Thursday, June 6, 2013

"Blue Is the Warmest Color" — that movie about lesbians that won the grand prize at Cannes — is hated by...

... the lesbian who wrote the graphic novel upon which the movie was based. And by "graphic novel," I don't mean that it has detailed descriptions of the sexual act. (The movie, however, has a 10-minute sex sequence that the author calls pornographic.) What I mean is what the NYT is referring to as a "comic book-novel" to avoid the ambiguity that appears in my first sentence.

Here's the Wikipedia article for "graphic novel":
The term "graphic novel" was first used in 1964; it was popularized within the comics community after the publication of Will Eisner's A Contract with God in 1978, and became familiar with the public in the late 1980s after the commercial successes of the first volume of Spiegelman's Maus, Moore and Gibbons's Watchmen, and Miller's The Dark Knight Returns. At the beginning of the 21st century, the Book Industry Study Group added "graphic novel" as a category in book stores.
Oh, but the author-artist of "Le Bleu Est une Couleur Chaude," Julie Maroh, will be stuck with the less respectful terminology as the topic under discussion is porn. Her book has sensitive images like this:



And the movie doesn't capture what she meant to convey.
Noting that the director and actresses are “all straight, unless proven otherwise,” she said that with few exceptions, the film struck her as “a brutal and surgical display, exuberant and cold, of so-called lesbian sex, which turned into porn.”

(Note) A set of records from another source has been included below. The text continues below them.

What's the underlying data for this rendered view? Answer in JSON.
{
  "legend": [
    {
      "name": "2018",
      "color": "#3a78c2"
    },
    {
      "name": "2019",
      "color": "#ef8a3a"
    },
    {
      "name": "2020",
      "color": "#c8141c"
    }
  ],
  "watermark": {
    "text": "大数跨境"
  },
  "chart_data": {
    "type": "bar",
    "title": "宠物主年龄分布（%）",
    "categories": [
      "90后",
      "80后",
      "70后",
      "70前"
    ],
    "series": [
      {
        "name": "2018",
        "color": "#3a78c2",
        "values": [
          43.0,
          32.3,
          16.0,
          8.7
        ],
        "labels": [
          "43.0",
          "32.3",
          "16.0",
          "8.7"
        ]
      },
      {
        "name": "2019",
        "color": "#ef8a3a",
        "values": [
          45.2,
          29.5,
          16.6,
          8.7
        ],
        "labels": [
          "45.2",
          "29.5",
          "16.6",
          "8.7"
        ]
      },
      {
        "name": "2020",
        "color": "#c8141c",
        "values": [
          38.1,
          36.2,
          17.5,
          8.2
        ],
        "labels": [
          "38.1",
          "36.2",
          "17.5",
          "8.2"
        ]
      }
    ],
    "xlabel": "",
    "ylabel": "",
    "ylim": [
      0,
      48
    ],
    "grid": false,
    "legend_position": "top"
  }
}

Even worse, she said, “everyone was giggling.”

Heterosexual viewers “laugh-ed because they don’t understand it and find the scene ridiculous.

“The gay and queer people laughed because it’s not convincing, and find it ridiculous,” she continued. “And among the only people we didn’t hear giggling were” the “guys too busy feasting their eyes on an incarnation of their fantasies on screen.”
But what do you expect when a commercial movie is made from a book? The story is much less about the inner thoughts and feelings of the characters, and what's on the screen are superficial images, particularly beautiful faces and bodies, and the audience is invited to gaze and feel whatever they feel. The movie director,  Abdellatif Kechiche, said:
“What I was trying to do when we were shooting these scenes was to film what I found beautiful,” he said. “So we shot them like paintings, like sculptures. We spent a lot of time lighting them to ensure they would look beautiful; after, the innate choreography of the loving bodies took care of the rest, very naturally.”
So, like many, many movies — perhaps nearly all movies — this movie is about how beautiful women are. Meanwhile, we learn that the actresses were not as naked as they look. "We were wearing prostheses," one says, mysteriously.